Le Maréchal d’Armentières et M. de Chauvelin avaient été frappés de mort subite en présence du Roi, dans son cabinet[1], et l’on découvrit que ce prince en avait conçu les pressentimens les plus sinistres.

Mme du Barry s’occupa de lui procurer des distractions bien dignes d’elle et bien indignes de lui, comme on peut croire… Il alla s’enfermer à Trianon pendant quelques jours, et l’on apprit avec effroi qu’on venait de le transporter à Versailles parce qu’il avait gagné la petite-vérole. La première chose que fit S. M. quand elle fut établie dans son appartement, ce fut d’ordonner qu’on n’y laissât pas entrer M. le Dauphin ni sa famille ; ensuite elle dit à M. de Duras : — Je vous prie d’envoyer prévenir la Duchesse d’Aiguillon qu’elle me ferait plaisir d’emmener la Comtesse du Barry hors du château : je craindrais qu’elle n’y fût insultée, ce qui serait fort injuste, attendu qu’elle n’a jamais fait de mal à personne. J’ai peur qu’on ne la rende malheureuse, et je la recommande à votre attachement pour moi.
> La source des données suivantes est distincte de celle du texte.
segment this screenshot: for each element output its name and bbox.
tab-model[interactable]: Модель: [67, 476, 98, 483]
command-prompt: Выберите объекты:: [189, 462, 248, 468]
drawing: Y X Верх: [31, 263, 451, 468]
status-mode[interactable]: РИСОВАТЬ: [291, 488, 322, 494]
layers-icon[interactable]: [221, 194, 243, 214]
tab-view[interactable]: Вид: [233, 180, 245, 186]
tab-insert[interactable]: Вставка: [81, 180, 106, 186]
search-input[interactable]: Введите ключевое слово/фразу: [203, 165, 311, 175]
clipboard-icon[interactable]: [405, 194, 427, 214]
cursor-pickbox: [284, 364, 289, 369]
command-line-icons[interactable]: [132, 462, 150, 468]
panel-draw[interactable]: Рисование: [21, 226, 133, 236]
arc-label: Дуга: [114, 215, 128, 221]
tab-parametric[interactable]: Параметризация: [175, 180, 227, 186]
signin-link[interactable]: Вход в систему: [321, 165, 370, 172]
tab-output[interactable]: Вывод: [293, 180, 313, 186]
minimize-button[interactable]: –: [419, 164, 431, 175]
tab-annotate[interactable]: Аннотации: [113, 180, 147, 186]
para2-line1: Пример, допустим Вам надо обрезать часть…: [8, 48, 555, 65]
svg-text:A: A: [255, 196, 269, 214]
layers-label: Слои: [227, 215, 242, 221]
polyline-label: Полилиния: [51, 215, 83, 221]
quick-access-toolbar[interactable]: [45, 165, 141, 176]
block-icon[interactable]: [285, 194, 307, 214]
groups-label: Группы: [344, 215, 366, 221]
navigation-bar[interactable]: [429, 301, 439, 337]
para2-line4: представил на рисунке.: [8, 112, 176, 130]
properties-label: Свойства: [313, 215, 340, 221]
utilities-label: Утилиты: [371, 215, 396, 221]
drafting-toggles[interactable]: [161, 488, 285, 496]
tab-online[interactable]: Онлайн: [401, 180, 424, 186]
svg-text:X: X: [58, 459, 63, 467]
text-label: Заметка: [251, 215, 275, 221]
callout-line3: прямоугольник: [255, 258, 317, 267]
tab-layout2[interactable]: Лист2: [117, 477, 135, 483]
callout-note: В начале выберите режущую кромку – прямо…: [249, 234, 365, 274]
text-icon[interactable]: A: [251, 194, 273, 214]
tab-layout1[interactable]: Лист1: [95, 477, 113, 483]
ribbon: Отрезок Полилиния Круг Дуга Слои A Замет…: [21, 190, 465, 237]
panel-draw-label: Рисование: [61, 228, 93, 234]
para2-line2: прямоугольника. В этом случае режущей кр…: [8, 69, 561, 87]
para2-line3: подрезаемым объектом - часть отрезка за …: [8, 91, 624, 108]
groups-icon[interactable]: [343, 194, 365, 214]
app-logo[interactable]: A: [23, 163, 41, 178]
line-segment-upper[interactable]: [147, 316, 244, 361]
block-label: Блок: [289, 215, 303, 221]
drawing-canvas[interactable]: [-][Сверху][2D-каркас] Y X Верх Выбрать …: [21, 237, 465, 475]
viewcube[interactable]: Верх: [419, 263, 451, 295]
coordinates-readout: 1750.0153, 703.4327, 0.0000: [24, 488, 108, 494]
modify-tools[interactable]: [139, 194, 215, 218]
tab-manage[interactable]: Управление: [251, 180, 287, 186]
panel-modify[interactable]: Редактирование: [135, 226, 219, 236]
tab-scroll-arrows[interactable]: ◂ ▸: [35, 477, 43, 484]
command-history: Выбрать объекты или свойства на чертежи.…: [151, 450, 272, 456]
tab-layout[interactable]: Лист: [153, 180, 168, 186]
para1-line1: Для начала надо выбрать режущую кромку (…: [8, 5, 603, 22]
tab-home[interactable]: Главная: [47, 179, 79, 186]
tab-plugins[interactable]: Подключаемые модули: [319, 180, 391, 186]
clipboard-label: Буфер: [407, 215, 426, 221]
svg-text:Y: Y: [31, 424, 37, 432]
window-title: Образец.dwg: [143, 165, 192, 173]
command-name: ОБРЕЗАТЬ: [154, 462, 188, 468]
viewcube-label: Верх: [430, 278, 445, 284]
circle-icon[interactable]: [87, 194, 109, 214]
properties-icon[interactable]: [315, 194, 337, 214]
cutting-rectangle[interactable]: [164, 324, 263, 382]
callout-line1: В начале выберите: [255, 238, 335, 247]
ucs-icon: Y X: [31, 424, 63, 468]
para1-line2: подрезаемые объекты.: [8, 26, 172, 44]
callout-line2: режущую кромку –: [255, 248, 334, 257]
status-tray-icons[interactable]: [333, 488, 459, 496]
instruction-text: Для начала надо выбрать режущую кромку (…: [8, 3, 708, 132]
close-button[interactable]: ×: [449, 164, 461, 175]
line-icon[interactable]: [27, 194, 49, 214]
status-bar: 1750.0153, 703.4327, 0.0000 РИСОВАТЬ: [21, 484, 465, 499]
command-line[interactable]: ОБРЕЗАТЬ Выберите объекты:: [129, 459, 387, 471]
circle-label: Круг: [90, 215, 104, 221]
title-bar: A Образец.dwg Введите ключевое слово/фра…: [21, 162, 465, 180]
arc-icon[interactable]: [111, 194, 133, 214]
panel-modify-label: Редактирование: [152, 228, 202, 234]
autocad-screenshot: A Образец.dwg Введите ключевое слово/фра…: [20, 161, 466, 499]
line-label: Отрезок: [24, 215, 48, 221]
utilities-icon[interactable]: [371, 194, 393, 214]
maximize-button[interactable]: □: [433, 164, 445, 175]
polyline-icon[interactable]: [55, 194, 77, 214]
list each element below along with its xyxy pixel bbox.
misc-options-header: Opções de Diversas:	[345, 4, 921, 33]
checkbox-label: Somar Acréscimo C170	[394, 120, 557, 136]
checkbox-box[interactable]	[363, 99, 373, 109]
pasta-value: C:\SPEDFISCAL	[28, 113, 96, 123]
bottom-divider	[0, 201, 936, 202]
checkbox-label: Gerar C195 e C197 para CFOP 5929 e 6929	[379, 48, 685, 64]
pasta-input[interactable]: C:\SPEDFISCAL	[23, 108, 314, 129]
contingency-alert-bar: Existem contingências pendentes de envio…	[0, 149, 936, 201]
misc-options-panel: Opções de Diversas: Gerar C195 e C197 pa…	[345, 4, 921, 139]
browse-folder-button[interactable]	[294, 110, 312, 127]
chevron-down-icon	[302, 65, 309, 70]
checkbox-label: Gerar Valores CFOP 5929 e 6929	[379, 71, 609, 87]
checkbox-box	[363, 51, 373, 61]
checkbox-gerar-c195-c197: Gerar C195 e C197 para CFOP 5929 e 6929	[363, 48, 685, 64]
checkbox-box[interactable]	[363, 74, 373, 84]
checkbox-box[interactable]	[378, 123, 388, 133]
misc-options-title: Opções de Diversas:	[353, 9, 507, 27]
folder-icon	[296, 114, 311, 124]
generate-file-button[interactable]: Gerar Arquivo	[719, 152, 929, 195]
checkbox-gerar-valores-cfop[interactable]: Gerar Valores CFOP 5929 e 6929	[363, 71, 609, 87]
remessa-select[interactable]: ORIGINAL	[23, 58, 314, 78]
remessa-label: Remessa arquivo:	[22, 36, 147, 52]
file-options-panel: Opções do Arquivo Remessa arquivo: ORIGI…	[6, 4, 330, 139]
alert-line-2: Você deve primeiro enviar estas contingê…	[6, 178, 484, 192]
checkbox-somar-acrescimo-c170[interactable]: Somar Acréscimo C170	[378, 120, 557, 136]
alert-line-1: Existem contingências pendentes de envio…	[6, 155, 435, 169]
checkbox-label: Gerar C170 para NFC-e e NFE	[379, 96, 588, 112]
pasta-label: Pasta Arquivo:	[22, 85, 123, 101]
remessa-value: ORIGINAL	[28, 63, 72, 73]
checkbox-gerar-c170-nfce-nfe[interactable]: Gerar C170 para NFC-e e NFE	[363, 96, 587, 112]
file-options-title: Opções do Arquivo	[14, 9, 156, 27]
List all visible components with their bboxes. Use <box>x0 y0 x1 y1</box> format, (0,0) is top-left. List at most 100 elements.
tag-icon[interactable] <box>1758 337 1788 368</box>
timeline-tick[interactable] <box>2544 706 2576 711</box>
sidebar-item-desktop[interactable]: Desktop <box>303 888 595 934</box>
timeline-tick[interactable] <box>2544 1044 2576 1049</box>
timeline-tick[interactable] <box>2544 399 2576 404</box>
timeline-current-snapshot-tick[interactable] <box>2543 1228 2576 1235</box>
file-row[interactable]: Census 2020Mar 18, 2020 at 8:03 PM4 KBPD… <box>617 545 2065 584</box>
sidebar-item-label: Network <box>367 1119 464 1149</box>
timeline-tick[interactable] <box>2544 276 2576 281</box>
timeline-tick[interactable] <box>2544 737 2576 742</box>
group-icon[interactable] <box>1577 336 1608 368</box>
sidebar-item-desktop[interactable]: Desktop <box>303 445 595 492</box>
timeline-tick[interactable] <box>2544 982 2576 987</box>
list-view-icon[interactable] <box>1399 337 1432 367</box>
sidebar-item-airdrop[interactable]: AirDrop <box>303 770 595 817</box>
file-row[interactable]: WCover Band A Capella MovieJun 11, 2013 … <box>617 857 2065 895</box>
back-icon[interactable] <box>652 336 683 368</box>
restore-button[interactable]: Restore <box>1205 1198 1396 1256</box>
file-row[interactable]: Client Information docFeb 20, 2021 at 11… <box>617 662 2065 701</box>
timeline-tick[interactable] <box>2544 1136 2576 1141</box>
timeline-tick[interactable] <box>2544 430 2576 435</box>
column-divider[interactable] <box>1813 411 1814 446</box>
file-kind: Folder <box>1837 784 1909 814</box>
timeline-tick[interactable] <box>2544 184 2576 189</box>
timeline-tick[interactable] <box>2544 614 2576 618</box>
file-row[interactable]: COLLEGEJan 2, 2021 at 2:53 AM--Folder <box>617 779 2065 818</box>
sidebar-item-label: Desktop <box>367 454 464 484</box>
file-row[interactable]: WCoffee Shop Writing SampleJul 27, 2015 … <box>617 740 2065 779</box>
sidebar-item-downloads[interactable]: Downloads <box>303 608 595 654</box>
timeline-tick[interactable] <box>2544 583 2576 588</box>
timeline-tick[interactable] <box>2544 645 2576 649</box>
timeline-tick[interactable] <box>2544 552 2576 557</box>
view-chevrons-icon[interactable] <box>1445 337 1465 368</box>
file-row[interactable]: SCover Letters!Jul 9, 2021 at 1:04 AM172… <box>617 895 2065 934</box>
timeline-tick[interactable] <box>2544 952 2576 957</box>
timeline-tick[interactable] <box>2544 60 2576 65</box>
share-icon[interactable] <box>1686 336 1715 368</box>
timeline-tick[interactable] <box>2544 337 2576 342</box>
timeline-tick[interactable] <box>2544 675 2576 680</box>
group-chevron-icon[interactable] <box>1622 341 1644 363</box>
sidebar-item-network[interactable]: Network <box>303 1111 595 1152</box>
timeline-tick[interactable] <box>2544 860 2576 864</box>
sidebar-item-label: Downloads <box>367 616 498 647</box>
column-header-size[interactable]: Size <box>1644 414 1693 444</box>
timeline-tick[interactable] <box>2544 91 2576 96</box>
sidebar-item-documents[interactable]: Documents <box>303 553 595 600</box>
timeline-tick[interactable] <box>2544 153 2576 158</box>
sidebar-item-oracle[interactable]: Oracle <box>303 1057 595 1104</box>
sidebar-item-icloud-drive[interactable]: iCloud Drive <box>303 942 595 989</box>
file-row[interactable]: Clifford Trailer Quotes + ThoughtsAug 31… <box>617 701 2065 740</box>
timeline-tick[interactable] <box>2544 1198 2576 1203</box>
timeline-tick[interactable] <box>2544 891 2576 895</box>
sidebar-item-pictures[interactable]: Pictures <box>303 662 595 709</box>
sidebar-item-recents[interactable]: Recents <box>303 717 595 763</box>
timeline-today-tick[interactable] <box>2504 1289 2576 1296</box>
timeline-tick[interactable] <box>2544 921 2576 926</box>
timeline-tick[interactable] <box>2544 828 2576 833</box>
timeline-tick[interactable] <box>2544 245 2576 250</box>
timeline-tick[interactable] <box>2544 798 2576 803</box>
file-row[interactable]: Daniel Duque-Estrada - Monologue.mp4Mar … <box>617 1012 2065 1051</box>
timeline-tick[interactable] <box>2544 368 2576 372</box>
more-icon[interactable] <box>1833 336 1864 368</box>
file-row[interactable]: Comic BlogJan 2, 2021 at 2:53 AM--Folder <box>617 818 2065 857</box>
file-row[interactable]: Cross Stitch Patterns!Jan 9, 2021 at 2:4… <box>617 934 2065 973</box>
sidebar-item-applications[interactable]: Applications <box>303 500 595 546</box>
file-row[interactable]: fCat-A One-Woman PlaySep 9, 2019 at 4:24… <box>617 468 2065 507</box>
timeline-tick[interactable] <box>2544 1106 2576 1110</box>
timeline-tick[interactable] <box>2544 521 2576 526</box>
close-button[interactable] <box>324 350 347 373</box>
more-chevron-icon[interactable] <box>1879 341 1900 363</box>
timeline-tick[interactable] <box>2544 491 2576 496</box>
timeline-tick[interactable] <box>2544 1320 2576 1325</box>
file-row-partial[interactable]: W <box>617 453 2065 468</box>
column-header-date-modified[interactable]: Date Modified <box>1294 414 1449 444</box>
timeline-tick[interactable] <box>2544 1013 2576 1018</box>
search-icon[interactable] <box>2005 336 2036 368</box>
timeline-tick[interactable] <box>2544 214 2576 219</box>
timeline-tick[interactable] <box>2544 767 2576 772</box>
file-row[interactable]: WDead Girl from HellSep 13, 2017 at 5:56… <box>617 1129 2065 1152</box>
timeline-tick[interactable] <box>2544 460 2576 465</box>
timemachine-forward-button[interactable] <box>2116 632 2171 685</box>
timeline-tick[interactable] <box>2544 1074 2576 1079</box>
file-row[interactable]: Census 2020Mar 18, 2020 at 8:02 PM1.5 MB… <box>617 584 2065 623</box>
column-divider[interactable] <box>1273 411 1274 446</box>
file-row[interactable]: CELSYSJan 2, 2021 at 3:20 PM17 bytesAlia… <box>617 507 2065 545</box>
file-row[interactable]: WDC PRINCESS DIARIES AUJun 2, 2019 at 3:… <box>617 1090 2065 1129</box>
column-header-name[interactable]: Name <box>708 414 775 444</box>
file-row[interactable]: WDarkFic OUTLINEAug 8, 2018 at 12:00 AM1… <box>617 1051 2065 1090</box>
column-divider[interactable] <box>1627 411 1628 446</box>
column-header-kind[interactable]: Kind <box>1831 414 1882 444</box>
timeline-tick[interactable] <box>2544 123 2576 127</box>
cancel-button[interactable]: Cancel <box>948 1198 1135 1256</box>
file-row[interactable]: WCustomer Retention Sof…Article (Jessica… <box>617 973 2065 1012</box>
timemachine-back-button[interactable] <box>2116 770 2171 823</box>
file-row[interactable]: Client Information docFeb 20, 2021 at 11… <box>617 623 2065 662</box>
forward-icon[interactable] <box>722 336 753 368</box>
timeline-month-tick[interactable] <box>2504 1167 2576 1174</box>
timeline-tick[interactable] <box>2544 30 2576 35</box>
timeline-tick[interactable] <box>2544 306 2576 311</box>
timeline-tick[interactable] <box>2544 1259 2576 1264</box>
Jamais le Roi ne s’était exprimé de la sorte ; on

  1. Louis de Conflans-Brienne des Empereurs d’Orient, Marquis d’Armentières, Maréchal et Vice-Amiral de France, Chevalier des Ordres, etc., né en 1711, mort en 1774.

    Claude-François Chauvelin, Seigneur du Marquisat de Grosbois, ancien Ambassadeur de France à Gènes, etc. La république de Gènes l’avait fait inscrire au livre d’or de sa noblesse en 1700, ce qui fit tant de peine au vieux Prince de Monaco, Noble génois, qu’il en mourut d’apoplexie en apprenant cette fâcheuse nouvelle.